Asch, S. E. (1946). Forming impressions of personality. The Journal of Abnormal and Social Psychology, 41(3), 258-290.
In this article, Asch describes how perceptions and impression are made in a blink of the eye. Asch talks about how remarkable this human capacity is and the impact these perceptions have on long-term impression. The author is quick to point out that while humans can perceive personality types and other characteristics, humans cannot perceive and understand a series of disconnected words or numbers. Asch spends time discussing how these first impressions are formed. Asch has several experiments where he tests different ways people form impressions. He says that this is an organized process.
Bar, M., Neta, M., & Linz, H. (2006). Very first impressions. Emotion, 6(2), 269-278.
In this article, Bar, Neta, and Linz discuss that people are naturally excellent in judging and perceiving others. They study how first impressions are often truthful. The authors point out that due to the expression and memory of faces, other individuals can subconsciously perceive the intended expression. They focus on how people’s perceptions are influenced by facial expression. The study reveals that first impressions can be formed very quickly, but when it came to judging intelligence, people were wrong. Instead the judgments or perceptions were based on personality and possible risk or threat to the individual.
Collins, E., Biernat, M., & Eidelman, S. (2009). Stereotypes in the communication and translation of person impressions. Journal of Experimental Social Psychology, 45(2).
In this article, the discussion is about how individual stereotypes can alter perceptions of others. The authors discuss that race and academic status can impact perceptions in a negative manner. The authors also talk about the dangers of stereotyping during first impressions. They studied the effects of stereotypes on forming first impressions and that people from different ethnic groups or race were judged poorly. The important aspect of this article is to be wary of forming impressions based on race or ethnic background and that if an individual does form an impression this way that that individual is contributing to maintaining stereotypes.
Dunning, D. & Balceitis, E. (2013). Wishful seeing: How preferences shape visual perception. Current Directions in Psychological Science, 22(1).
This article talks about the dangers of seeing what we want to see in other people when forming an impression. The authors discuss that people will see what they want to see and will ignore certain cues or behaviors. This allows the individual to use personal preferences to create an impression. They also talk about how people tend to take ambiguous visual cues and create an impression from this information. The authors state that this type of thinking contributes to the assumption that people see what they want to see in others and the surrounding environment.

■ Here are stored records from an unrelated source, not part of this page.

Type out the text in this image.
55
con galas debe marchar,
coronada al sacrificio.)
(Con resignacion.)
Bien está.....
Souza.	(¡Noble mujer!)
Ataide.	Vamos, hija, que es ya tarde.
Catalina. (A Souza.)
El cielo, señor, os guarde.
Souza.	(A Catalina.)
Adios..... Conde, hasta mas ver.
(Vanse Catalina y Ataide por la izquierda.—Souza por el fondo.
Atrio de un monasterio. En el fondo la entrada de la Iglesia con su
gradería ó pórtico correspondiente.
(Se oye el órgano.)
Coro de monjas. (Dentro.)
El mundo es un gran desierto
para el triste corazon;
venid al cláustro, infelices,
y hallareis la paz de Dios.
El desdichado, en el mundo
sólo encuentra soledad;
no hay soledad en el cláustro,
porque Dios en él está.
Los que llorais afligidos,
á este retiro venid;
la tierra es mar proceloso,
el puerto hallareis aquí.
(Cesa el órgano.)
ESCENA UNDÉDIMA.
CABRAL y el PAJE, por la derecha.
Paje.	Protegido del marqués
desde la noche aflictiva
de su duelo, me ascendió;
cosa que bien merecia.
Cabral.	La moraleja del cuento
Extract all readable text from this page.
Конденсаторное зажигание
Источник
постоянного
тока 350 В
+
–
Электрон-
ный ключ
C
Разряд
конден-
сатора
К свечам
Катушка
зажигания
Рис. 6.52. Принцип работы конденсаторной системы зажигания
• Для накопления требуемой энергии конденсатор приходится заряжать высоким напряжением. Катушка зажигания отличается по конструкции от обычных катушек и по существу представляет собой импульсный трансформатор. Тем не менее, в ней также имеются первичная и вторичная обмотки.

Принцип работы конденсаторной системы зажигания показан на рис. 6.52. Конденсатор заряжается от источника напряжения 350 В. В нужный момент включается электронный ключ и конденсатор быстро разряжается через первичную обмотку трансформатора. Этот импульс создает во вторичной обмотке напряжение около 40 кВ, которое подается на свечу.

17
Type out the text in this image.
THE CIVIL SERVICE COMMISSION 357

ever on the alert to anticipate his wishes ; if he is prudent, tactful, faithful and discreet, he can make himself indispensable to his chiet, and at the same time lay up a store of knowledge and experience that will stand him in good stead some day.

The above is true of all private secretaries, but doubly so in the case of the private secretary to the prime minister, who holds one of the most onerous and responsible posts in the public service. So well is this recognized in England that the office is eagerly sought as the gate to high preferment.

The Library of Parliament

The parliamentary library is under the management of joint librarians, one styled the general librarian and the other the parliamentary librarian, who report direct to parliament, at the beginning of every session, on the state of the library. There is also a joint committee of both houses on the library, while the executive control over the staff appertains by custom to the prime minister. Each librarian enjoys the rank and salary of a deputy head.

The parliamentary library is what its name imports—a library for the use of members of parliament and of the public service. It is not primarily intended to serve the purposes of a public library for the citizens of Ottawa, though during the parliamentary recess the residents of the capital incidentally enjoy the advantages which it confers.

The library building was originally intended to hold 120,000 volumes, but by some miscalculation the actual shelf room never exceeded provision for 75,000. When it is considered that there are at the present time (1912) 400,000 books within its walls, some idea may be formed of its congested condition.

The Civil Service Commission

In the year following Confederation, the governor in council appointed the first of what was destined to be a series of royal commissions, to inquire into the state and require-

Human, L., Biesanz, J., Parisotto, K., & Dunn, E. (2011). Your best self helps reveal your true self: Positive self-presentation leads to more accurate personality impressions. Social Psychological and Personality Science, 3(23).
The authors in this article, the authors discuss how and when we try to make our best impressions, from first dates to job interviews, they state that people try their hardest to help others form accurate impressions. The authors also talk about how to accurately show personality without deception, something that happens during day-to-day encounters. Since people normally want to put “their best face forward”, it is only natural that people will emphasize their best qualities. The authors go on to note that people are more likely to form positive impressions of those individuals who have a cheery disposition. The authors also suggest that being authentic is important to projecting self-image and during that first impression encounter.